When they reached Baharestan Square, he went to the Mojahedin and shake hands with them. The uncle, who had a history of friendship with Mohammad Vali Khan Tonekaboni, sided with him and delivered a speech for the constitution at the Sepahsalar Mosque. A speech that even those who were with him at home believed in what bravery he had done in the past year and a month to return to the constitution and conquer Tehran. From that moment on, uncle joined the constitutional commanders as one of the so-called Mujahideen, and very soon he was able to enter the government and, like many other Mujahideen of Saturday, take his share of the change faction on Saturday.

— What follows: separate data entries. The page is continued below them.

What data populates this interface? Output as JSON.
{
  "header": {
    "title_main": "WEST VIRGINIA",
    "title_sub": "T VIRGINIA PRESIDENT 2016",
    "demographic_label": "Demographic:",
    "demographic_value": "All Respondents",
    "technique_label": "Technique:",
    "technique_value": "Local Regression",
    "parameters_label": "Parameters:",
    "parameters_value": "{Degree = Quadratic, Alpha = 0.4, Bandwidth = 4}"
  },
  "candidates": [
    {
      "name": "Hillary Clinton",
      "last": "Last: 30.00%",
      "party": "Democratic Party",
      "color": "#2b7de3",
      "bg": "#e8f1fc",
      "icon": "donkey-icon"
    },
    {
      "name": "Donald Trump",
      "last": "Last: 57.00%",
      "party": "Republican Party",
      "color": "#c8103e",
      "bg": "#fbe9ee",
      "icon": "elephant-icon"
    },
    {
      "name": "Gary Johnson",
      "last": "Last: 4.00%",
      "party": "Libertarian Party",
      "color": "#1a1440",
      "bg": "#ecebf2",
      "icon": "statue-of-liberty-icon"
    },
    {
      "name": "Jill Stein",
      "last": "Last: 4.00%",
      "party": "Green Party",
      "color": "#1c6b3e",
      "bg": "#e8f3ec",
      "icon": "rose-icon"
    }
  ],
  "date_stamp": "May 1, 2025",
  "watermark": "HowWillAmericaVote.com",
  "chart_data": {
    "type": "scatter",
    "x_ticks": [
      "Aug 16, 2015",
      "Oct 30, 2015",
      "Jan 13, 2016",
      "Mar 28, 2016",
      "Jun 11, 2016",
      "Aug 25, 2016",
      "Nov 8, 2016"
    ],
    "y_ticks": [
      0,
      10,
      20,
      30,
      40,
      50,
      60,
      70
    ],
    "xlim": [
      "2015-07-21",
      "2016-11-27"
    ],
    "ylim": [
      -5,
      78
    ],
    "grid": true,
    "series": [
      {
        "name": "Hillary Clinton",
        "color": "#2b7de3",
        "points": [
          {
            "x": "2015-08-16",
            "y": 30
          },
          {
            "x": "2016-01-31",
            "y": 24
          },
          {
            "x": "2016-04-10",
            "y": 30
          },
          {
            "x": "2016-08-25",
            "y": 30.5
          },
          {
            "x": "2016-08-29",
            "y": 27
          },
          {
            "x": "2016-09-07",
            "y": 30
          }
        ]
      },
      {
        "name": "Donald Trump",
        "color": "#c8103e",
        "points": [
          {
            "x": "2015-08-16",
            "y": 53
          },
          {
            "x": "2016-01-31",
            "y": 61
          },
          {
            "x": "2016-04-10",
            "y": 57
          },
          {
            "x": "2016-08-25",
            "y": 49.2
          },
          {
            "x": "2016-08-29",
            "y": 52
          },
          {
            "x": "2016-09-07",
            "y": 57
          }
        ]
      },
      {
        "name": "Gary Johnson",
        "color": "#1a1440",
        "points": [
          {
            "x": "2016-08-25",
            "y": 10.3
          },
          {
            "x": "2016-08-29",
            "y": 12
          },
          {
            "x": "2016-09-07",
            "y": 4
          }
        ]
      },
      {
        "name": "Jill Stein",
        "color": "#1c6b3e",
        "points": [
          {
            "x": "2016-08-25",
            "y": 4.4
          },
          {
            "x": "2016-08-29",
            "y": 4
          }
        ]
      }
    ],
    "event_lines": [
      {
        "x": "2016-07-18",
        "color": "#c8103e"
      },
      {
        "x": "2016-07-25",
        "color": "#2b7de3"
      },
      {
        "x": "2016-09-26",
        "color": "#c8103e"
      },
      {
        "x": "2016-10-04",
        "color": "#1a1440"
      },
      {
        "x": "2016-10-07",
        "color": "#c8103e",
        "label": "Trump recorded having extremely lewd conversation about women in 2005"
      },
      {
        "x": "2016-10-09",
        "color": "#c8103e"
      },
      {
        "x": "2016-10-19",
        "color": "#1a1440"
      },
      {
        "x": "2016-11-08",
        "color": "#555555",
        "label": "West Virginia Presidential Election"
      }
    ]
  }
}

== in Modern day Culture ==
The term Mujahideen of Saturday today refers not only to the Constitutional Revolution, but also to all those who in the history of Iran succeeded in seizing power in such ways, and even at times counter-revolutionary and suppressed the freedom fighters. The term is also defined as follows: Whenever a person or persons in doing something important, the realization of which required risk; They do not have the slightest involvement but pretend to be proud to participate in it. Such a person or persons is called "Mujahideen of Saturday".